School buses may be the perfect application for electric vehicles. They run short delivery routes, sit for hours in between, and deliver the most environmentally precious cargo of all. 

School districts who want to get on board don’t have to wait. Blue Bird, perhaps the best known coachbuilder with vast vats of yellow paint, now offers three electric choices, in small, medium, and large. 

Blue Bird revealed in a recent release that the company has already delivered electric school buses in California, North Dakota, and Washington, starting last fall—and it has stated in financial updates that it sees tremendous interest in electric school buses.

“The nation is increasingly influenced in electric vehicle transportation in general, and we anticipate rapid growth of electric school buses as more districts are educated on the zero-emissions and low-maintenance benefits they bring to their local communities,” said CEO Phil Horlock.

Blue Bird electric school buses

Blue Bird electric school buses

Buses, including city buses, are one of the fastest-growing electric vehicle segments worldwide. 

Horlock says the company has 100 orders for electric school buses in North America, including new districts in places such as Colorado, New Jersey, New York, and Quebec. And electric buses aren't new for the company; it's been developing them since 1994. 

  • The smallest choice, or short-bus, for smaller numbers of kids who need less popular routes or schedules, is the MicroBird G5 Electric, based on a heavy-duty Ford E-450 van chassis. It seats up to 30 kids, has a range of up to 100 miles. 

  • The standard school bus, is the Vision Electric, on an International chassis that seats up to 77 students and can go 120 miles between charges. 

  • The largest, based on a rear-engined Blue Bird chassis that would normally house a big, smoky diesel engine, is the All American RE Electric, which can carry up to 84 passengers but still has the same 120-mile range as the Vision Electric. 

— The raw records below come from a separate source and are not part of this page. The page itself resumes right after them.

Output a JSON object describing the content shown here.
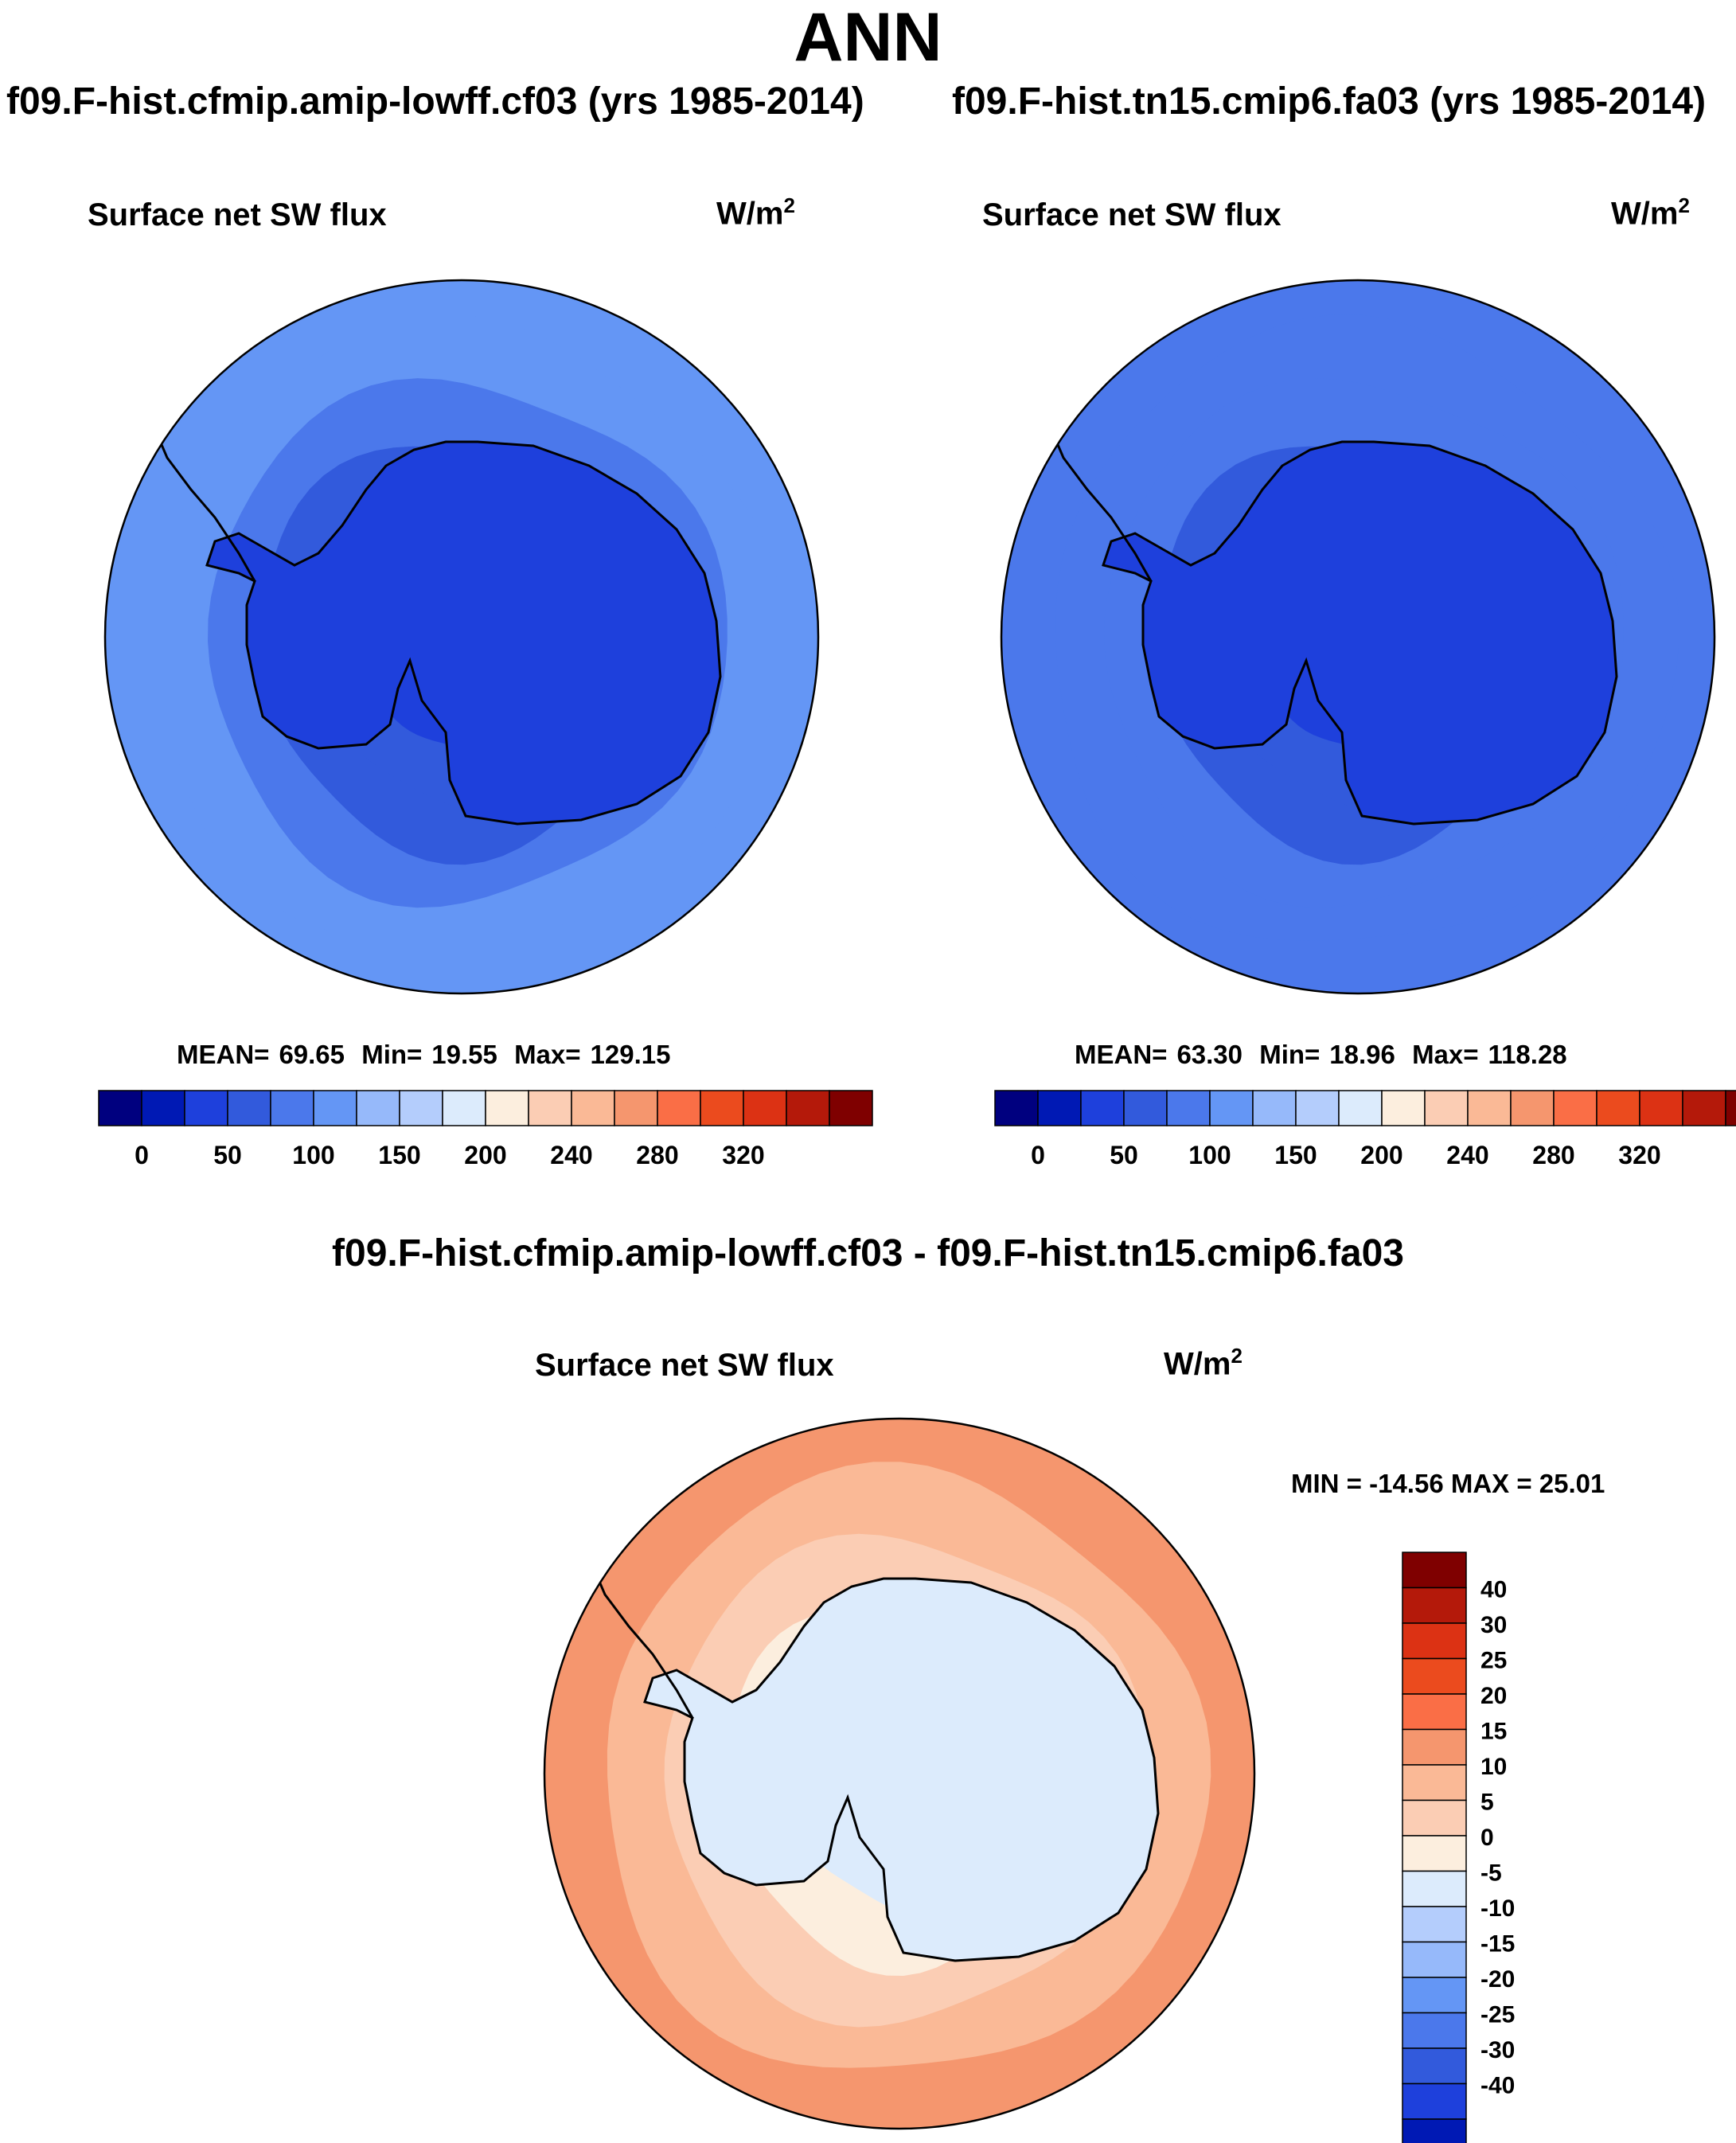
{
  "page": {
    "title": "ANN",
    "diff_title": "f09.F-hist.cfmip.amip-lowff.cf03 - f09.F-hist.tn15.cmip6.fa03"
  },
  "colors": {
    "land_outline": "#000000",
    "abs_palette": [
      "#00007f",
      "#0019b4",
      "#1e40dc",
      "#325adc",
      "#4b78eb",
      "#6496f5",
      "#96b9fa",
      "#b4cdfc",
      "#dcebfc",
      "#fceede",
      "#fbcdb4",
      "#fab996",
      "#f5966e",
      "#fa6e46",
      "#eb4b1e",
      "#dc3214",
      "#b4190a",
      "#7f0000"
    ],
    "diff_palette": [
      "#00007f",
      "#0019b4",
      "#1e40dc",
      "#325adc",
      "#4b78eb",
      "#6496f5",
      "#96b9fa",
      "#b4cdfc",
      "#dcebfc",
      "#fceede",
      "#fbcdb4",
      "#fab996",
      "#f5966e",
      "#fa6e46",
      "#eb4b1e",
      "#dc3214",
      "#b4190a",
      "#7f0000"
    ]
  },
  "chart_data": [
    {
      "type": "heatmap",
      "projection": "south-polar-stereographic",
      "case_title": "f09.F-hist.cfmip.amip-lowff.cf03 (yrs 1985-2014)",
      "title": "Surface net SW flux",
      "units": "W/m",
      "units_sup": "2",
      "stats": {
        "mean_label": "MEAN=",
        "mean": "69.65",
        "min_label": "Min=",
        "min": "19.55",
        "max_label": "Max=",
        "max": "129.15"
      },
      "field_rings_wm2": [
        110,
        100,
        85,
        70,
        55,
        40,
        25
      ],
      "colorbar": {
        "orientation": "horizontal",
        "levels": [
          0,
          25,
          50,
          75,
          100,
          125,
          150,
          175,
          200,
          220,
          240,
          260,
          280,
          300,
          320
        ],
        "tick_labels": [
          "0",
          "50",
          "100",
          "150",
          "200",
          "240",
          "280",
          "320"
        ]
      }
    },
    {
      "type": "heatmap",
      "projection": "south-polar-stereographic",
      "case_title": "f09.F-hist.tn15.cmip6.fa03 (yrs 1985-2014)",
      "title": "Surface net SW flux",
      "units": "W/m",
      "units_sup": "2",
      "stats": {
        "mean_label": "MEAN=",
        "mean": "63.30",
        "min_label": "Min=",
        "min": "18.96",
        "max_label": "Max=",
        "max": "118.28"
      },
      "field_rings_wm2": [
        95,
        85,
        75,
        60,
        50,
        35,
        25
      ],
      "colorbar": {
        "orientation": "horizontal",
        "levels": [
          0,
          25,
          50,
          75,
          100,
          125,
          150,
          175,
          200,
          220,
          240,
          260,
          280,
          300,
          320
        ],
        "tick_labels": [
          "0",
          "50",
          "100",
          "150",
          "200",
          "240",
          "280",
          "320"
        ]
      }
    },
    {
      "type": "heatmap",
      "projection": "south-polar-stereographic",
      "title": "Surface net SW flux",
      "units": "W/m",
      "units_sup": "2",
      "stats_text": "MIN = -14.56 MAX =  25.01",
      "field_rings_wm2": [
        22,
        17,
        12,
        8,
        3,
        -2
      ],
      "colorbar": {
        "orientation": "vertical",
        "tick_labels": [
          "40",
          "30",
          "25",
          "20",
          "15",
          "10",
          "5",
          "0",
          "-5",
          "-10",
          "-15",
          "-20",
          "-25",
          "-30",
          "-40"
        ]
      }
    }
  ]
}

All three can be charged in 7 to 8 hours on a Level 2 charger. 

For the buses’ 400-volt power systems, Blue Bird is turning to Cummins, an American engine maker usually known for its large turbodiesel truck engines. Neither company released specs on their powertrains, but a new electric demonstration truck from Cummins uses a 140 kilowatt-hour battery pack to move 75,000 pounds 100 miles. The All American RE Electric weighs about half that. Cummins says its electric drive system can replace a 12-liter turbodiesel engine.

Range and SOC on Blue Bird electric school bus

Range and SOC on Blue Bird electric school bus

All the buses have 2-speed automatic transmissions to give them sufficient torque for good acceleration off the line, as well as a workable range. They also have regenerative braking to help drivers maximize range.

Although the company recommends plugging the buses in any time they’re parked at the bus yard, that doesn’t mean they never take gasoline. To maintain range in cold weather, the standard fuel-filler fills a small tank to power a gasoline auxiliary heating system. 

Beyond that, Blue Bird introduced one other revolutionary new feature to its iconic buses: green paint on the stripes and bumpers.